0
  1. I'm trying to get some data with images from website(IMDB) using 'scrapy' package.

  2. If there is a image_URL in div class, then i'm able to crawl data with movie poster. However, If not, my code doesn't work properly. It skipped some data associate with image.

  3. I want to fix it like no image_URL then forget about the image and just crawl data.

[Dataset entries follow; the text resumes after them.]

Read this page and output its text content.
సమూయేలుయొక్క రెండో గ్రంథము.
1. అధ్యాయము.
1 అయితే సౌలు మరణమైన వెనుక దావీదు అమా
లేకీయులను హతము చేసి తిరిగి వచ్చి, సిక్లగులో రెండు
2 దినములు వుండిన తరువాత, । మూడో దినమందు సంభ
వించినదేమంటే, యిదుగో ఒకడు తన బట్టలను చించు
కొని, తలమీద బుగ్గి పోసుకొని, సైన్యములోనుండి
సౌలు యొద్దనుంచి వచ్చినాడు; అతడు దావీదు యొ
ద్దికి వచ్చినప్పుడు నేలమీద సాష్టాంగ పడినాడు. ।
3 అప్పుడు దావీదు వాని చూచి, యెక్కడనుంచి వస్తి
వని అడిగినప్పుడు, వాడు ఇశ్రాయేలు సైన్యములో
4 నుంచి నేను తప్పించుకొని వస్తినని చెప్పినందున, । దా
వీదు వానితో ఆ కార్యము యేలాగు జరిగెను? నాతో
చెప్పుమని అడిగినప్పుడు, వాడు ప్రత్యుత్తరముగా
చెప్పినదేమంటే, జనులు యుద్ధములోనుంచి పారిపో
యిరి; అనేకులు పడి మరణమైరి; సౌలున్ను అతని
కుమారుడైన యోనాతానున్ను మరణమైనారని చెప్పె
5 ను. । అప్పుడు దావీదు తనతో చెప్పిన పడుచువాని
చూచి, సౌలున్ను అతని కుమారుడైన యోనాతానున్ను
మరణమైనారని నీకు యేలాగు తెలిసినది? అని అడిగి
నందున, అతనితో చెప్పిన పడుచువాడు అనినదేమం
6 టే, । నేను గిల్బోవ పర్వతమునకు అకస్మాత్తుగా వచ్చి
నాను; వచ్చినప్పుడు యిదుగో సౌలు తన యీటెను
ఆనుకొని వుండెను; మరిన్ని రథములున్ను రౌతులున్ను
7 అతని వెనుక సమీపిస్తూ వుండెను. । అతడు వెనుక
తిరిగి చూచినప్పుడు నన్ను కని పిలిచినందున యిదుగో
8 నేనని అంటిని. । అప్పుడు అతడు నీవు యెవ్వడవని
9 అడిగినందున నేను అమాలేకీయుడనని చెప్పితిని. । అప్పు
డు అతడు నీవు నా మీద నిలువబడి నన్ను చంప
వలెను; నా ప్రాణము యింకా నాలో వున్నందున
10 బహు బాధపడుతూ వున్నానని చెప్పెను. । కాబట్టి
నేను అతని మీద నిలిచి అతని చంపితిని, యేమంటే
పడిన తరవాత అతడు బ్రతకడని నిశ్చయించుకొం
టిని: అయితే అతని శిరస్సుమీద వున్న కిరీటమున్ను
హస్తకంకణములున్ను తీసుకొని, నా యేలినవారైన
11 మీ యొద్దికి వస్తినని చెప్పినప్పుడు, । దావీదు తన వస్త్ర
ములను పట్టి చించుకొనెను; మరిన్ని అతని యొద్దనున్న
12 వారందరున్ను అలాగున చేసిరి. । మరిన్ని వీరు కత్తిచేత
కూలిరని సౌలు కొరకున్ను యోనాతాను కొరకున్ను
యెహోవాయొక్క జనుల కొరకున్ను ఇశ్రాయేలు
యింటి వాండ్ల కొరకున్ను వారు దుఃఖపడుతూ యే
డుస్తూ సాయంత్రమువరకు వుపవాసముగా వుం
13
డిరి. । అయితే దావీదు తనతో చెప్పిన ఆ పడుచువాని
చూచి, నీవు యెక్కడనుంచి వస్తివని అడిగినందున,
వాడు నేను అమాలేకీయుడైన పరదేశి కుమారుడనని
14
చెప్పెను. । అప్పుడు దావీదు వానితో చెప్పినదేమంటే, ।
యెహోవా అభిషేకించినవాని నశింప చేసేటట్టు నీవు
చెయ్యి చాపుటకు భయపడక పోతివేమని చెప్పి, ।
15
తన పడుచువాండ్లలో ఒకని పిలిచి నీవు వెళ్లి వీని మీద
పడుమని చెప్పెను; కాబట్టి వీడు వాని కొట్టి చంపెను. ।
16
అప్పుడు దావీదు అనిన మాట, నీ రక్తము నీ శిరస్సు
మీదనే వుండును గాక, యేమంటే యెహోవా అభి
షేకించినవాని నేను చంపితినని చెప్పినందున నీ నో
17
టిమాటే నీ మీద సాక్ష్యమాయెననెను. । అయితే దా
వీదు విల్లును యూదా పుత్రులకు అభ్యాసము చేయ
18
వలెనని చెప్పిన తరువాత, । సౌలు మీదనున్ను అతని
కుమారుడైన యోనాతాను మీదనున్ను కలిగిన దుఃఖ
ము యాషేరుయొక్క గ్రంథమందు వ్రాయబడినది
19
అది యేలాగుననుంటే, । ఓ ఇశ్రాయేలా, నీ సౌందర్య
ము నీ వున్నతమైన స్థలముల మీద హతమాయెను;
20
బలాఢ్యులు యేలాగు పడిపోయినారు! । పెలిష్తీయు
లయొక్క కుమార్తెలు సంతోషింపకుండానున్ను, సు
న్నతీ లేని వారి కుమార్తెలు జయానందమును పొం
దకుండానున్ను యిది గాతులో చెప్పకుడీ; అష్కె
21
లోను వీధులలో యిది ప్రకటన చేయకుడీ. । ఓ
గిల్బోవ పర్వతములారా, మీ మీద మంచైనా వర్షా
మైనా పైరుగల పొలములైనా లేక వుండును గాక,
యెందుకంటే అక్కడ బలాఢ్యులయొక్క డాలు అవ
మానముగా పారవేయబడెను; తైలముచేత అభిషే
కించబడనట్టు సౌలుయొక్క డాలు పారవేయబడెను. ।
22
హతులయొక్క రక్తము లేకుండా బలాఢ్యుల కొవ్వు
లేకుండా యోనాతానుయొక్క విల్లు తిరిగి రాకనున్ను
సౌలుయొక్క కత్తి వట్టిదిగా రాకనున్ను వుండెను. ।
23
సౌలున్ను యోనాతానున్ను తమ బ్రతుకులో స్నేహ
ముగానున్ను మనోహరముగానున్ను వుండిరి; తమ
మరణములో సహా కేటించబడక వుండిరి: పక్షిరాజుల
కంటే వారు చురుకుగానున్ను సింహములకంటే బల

  4. How can I fix except part?

def parse(self, response) :

//some other lines

try:
        poster_image_url = 
        response.xpath('//div[@class="poster"]/a/img/@src').extract()[0]
        poster_image_url = [ poster_image_url.split("_V1_")[0] + "_V1_.jpg" ]

except:
        poster_image_url = None
        item['image_urls'] = poster_image_url

This is pipeline code ↓↓↓↓

class ImdbPipeline(object):

def process_item(self, item, spider):
    return item

def get_media_requests(self, item, info):
    for image_url in item['image_urls']:
        yield scrapy.Request(image_url)

1 Answers1

0

You can use extract_first() with if check:

poster_image_url = response.xpath('//div[@class="poster"]/a/img/@src').extract_first()
if poster_image_url:
    item['image_urls'] = poster_image_url.split('_V1')[0] + '_V1_.jgp'

Alternatively you can use scrapy ItemLoader's.

Granitosaurus
  • 20,530
  • 5
  • 57
  • 82